Is it tougher or more challenging these days to improvise since the music is
not the same as the one that was played during the Tango origins? What I
read and heard from old guard tangos is that tangos of those days sound very
playful and very upbeat.

I quote Ines Cuello, in La Coreografia del Tango(from La Antologia del Tango
Rioplatense, 1890 - 1920). She breaks down the tango choreography in 3
periods based on its evolution, and ancillary aspects such as changes in the
dance repertoire of the upscale classes, and the different social
environments of the tango practitioners.

Basically what Ines says is that the music served as stimuli to the dancer
to improvise in the dance. Afterwards, the Tango dance was subjected to so
many prescriptions that it turned into a sensual dance as a result of the
embrace, and with steps and figures strictly determined in its movements and
number of compasses. The Tango was danced like a march of flexible
movements, very slow, and rhythmic, but swift with a light knee inflexion,
which accentuates the cadence.

First Tango Period:
1) Manifestation (1894 - 1904) According to what was gathered from
newspapers and observers, Ines infers that during this period the
choreographic style of Tango was characterized by a constant improvisation
and had the following characteristics:

Having a great flexibility in the embrace of the dancers, having an
extensive repertoire of figures or cortes. (FYI, a corte besides its common
meaning of suspending the march or walk during the dance also meant
executing a dance figure), performing momentary pauses in the dance perhaps
by more less the duration of one compass (4 pulses), performing lateral hip
movements, heel taps, cross steps, vaiven or balanceos (sort of rock steps),
and finally by a very strong relationship between the dance and the music.
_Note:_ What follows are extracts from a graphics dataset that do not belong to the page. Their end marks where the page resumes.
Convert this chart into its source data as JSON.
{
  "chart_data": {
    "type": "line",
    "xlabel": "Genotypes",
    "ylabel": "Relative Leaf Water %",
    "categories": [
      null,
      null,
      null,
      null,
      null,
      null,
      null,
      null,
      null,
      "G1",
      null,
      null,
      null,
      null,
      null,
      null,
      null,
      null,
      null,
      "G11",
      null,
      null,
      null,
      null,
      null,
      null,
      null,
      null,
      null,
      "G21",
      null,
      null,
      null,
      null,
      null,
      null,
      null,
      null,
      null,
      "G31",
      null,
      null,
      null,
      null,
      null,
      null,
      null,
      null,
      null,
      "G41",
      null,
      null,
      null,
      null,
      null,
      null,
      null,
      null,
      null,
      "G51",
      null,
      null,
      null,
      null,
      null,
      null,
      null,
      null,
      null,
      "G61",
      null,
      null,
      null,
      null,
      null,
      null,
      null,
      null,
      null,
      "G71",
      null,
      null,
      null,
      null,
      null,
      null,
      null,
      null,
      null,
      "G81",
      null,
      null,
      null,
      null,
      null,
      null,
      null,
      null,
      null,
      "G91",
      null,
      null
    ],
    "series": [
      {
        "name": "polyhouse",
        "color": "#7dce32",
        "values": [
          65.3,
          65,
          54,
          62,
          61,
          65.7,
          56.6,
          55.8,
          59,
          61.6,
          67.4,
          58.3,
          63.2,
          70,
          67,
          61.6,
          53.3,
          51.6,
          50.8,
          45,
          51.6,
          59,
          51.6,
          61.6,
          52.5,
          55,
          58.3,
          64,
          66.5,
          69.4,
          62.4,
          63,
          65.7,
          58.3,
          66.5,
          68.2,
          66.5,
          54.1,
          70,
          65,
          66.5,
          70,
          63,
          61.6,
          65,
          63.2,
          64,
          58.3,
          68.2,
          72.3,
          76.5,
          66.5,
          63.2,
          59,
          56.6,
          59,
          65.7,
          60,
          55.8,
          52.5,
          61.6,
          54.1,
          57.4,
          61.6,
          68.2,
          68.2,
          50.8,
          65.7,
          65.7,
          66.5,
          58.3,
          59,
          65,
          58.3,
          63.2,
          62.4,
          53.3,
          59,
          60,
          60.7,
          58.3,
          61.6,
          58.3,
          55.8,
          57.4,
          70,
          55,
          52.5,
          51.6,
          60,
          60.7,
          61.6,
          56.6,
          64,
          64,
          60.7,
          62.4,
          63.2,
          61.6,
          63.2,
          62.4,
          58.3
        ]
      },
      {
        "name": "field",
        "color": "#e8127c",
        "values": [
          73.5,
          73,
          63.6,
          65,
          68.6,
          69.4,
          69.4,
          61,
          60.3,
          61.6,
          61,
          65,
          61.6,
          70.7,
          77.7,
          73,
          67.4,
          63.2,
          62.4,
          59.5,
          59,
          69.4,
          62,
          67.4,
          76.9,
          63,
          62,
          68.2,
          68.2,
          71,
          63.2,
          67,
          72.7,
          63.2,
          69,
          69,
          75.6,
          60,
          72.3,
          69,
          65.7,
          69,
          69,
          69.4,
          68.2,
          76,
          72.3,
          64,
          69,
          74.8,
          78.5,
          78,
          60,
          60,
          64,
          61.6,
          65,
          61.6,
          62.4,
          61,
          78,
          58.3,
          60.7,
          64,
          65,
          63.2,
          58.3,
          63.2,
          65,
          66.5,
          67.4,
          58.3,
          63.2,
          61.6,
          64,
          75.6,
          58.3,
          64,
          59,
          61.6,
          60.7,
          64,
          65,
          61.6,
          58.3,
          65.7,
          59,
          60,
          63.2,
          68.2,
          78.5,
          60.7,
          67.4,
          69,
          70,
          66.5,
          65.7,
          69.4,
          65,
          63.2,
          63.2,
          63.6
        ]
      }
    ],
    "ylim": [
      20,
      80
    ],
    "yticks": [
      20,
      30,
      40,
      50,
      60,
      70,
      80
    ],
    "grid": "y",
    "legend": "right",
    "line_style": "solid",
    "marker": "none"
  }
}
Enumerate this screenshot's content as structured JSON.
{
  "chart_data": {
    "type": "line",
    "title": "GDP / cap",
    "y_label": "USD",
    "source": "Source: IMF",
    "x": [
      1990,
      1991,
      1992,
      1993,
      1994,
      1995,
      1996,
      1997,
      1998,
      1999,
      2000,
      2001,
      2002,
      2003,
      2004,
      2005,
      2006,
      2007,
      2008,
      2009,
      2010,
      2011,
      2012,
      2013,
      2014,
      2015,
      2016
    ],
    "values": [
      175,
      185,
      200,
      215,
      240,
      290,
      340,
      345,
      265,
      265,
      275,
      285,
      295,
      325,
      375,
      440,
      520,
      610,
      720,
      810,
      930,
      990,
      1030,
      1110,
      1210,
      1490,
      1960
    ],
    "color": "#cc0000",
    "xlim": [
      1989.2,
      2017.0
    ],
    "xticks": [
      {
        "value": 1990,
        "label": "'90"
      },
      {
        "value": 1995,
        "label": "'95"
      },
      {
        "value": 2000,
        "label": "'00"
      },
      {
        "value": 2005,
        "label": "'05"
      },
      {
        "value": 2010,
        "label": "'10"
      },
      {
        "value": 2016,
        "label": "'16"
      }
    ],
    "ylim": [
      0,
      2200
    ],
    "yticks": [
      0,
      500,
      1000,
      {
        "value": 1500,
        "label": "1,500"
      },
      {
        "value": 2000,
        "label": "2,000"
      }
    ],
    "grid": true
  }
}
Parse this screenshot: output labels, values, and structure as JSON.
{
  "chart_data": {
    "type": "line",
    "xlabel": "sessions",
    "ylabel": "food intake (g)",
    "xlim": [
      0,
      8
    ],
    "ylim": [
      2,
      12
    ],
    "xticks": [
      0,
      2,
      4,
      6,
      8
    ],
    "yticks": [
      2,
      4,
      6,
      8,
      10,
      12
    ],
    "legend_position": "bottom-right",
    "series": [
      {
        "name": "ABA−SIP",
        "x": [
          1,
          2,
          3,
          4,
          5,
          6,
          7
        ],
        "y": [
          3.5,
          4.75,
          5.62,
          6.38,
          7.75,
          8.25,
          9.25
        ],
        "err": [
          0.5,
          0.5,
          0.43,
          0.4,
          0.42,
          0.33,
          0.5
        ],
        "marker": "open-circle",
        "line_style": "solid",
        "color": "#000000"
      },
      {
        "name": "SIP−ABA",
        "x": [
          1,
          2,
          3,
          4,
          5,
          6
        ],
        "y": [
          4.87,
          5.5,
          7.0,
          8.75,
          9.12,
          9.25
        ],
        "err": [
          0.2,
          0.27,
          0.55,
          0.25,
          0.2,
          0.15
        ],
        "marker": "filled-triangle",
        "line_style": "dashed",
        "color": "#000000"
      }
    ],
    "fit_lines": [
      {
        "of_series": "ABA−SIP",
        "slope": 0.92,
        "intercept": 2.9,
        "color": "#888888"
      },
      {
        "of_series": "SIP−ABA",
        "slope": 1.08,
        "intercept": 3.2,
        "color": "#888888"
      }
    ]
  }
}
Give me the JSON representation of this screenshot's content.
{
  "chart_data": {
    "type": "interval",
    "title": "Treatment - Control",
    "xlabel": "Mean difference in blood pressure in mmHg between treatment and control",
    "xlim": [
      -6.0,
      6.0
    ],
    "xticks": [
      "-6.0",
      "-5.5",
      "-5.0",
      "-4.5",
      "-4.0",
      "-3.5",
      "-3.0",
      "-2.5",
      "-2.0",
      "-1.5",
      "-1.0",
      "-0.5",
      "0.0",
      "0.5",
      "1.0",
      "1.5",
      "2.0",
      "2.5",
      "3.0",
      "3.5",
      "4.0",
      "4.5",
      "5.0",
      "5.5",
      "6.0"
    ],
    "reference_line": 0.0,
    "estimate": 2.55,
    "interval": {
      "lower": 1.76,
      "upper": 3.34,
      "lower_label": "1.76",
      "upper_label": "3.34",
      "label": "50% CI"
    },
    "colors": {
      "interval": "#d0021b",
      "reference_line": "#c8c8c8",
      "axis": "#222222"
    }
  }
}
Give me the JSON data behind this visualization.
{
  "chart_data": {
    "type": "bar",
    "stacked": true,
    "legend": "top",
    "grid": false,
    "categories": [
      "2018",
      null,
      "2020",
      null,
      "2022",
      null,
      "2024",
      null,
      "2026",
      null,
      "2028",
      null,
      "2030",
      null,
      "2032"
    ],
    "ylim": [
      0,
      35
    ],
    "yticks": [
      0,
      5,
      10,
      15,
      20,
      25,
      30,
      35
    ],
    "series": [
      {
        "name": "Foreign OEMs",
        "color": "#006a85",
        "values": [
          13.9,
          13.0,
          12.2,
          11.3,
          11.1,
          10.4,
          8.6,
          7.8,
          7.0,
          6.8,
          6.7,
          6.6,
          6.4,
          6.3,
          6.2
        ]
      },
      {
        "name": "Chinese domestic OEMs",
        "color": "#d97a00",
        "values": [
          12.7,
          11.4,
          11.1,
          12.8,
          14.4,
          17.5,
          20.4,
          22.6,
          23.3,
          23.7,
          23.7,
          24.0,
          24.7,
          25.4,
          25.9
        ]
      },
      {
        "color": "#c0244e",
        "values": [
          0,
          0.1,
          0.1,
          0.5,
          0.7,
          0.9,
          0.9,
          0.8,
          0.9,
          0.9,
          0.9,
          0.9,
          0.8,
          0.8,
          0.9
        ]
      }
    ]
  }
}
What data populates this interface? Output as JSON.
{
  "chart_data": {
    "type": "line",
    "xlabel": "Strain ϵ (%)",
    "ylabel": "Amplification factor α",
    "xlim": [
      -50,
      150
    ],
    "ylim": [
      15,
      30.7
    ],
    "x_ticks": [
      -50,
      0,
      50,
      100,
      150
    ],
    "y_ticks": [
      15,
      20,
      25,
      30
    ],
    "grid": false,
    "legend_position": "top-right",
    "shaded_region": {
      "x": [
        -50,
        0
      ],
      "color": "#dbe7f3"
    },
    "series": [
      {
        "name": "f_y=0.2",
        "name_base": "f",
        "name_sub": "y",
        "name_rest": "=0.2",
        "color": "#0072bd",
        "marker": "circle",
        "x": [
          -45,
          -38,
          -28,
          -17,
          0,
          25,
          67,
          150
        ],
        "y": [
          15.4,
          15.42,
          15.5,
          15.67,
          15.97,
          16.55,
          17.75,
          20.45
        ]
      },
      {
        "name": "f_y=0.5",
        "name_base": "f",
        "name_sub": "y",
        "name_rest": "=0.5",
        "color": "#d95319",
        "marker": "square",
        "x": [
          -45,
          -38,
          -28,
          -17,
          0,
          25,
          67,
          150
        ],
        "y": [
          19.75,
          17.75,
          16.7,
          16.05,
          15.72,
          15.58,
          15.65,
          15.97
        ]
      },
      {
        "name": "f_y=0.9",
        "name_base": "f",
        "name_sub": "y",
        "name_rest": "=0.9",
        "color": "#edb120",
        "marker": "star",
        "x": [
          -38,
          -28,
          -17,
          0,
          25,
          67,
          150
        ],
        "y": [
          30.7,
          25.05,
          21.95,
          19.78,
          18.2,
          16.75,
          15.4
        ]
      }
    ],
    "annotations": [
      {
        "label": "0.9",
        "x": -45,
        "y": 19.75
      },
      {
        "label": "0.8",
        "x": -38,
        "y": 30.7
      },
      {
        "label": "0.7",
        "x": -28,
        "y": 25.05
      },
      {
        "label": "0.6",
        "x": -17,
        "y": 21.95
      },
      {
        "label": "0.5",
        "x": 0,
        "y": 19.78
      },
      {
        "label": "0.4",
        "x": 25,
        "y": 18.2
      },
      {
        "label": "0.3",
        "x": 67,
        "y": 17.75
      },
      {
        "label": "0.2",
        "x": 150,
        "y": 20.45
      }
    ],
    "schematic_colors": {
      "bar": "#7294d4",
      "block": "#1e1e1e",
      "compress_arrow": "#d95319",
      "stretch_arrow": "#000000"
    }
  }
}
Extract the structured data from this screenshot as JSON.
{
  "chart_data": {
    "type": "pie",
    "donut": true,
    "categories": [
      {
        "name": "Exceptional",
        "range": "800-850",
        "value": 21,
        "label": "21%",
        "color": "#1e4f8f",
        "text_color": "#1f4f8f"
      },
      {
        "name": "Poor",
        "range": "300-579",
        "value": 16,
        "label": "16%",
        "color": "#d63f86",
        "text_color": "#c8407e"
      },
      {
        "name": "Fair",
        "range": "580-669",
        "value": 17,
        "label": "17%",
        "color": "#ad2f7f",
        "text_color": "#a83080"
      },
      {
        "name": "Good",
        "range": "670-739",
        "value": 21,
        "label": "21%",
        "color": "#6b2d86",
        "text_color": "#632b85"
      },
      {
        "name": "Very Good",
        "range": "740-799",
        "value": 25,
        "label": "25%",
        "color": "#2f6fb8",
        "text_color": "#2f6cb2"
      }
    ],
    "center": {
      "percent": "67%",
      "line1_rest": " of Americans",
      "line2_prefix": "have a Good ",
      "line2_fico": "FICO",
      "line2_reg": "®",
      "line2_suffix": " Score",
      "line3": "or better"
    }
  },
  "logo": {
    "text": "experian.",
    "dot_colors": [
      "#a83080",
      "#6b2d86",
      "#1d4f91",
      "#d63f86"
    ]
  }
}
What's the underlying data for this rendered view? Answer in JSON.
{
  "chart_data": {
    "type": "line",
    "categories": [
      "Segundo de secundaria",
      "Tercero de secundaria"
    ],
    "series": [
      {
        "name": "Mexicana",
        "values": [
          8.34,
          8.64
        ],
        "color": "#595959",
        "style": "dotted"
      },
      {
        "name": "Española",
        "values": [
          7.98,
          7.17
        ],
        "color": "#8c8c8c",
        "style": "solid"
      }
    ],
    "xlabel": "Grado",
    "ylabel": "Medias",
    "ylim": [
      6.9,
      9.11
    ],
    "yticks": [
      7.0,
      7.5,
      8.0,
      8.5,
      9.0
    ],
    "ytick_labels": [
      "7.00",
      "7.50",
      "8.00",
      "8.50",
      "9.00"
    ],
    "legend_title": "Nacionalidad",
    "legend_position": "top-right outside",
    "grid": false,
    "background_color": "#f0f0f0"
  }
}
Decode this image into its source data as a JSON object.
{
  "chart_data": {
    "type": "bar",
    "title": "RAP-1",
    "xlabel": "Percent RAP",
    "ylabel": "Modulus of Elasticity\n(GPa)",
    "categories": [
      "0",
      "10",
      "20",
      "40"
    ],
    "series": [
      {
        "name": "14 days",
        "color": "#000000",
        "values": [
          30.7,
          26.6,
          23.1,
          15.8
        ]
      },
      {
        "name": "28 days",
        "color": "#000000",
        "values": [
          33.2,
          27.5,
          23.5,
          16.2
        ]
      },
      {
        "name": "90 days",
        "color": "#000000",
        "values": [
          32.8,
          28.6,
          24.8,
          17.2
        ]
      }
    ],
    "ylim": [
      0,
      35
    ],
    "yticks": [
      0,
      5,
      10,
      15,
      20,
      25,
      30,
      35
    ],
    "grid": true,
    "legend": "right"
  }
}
2) Adaptation Period (1905 - 1910). Excluding the Porten~o elite the rest of
the Buenos Aires society danced Tango. There were two styles of tango
coexisting in this period the tango called * Criollo * and danced by *
criollos * of the first Period and another called Tango Liso danced with
simple steps and without figures. Also, with the advent of tango dance
competitions the tango dance acquired tango figures that were too
complicated to dance, and paradoxically, the Tango was also danced with
simpler steps and with less contoneos or quebradas, which were more
appropriate for less skilled dancers.

3) Codification Period (1911 - 1916) The Tango dance fell under the scrutiny
of Tango instructors in Buenos Aires, North-America, and Europe. According
to periodic publications from Buenos Aires the European instructors of salon
dances appeared eager to introduce novelties to their clients. Thus, they
found in tango enough elements to repackage and present it successfully to
their audiences. During these years there were a lot of theories about the
tango Dance, academies of Tango, congresses, and plebiscites.

There was a major concern to establish with precision not only the quantity
but also the different types of figures and steps. Some of the names were
given as they were originally known such as: corte, media luna, and ocho,
and in other cases the names were assigned technical names such as: cross
step, paso cortado, paseo (walk with left and right foot following the
compass of the music with 2 or 4 steps), rueda, or cruzado cortado.

Ines says that is difficult to reconcile the similarity of the Tango steps
between those danced spontaneously in the popular dances in the shores of
El Rio de la Plata and the ones taught through tango books or manuals of
those days.

Interestingly enough she points out that the only book or manual that stood
out from many others was the one from Nicanor Lima's El Tango Argentino de
Salon, Metodo Teorico Practico (1916?). Unlike other books Nicanor's offered
possibilities of movements, and emphasizes combination of steps and figures.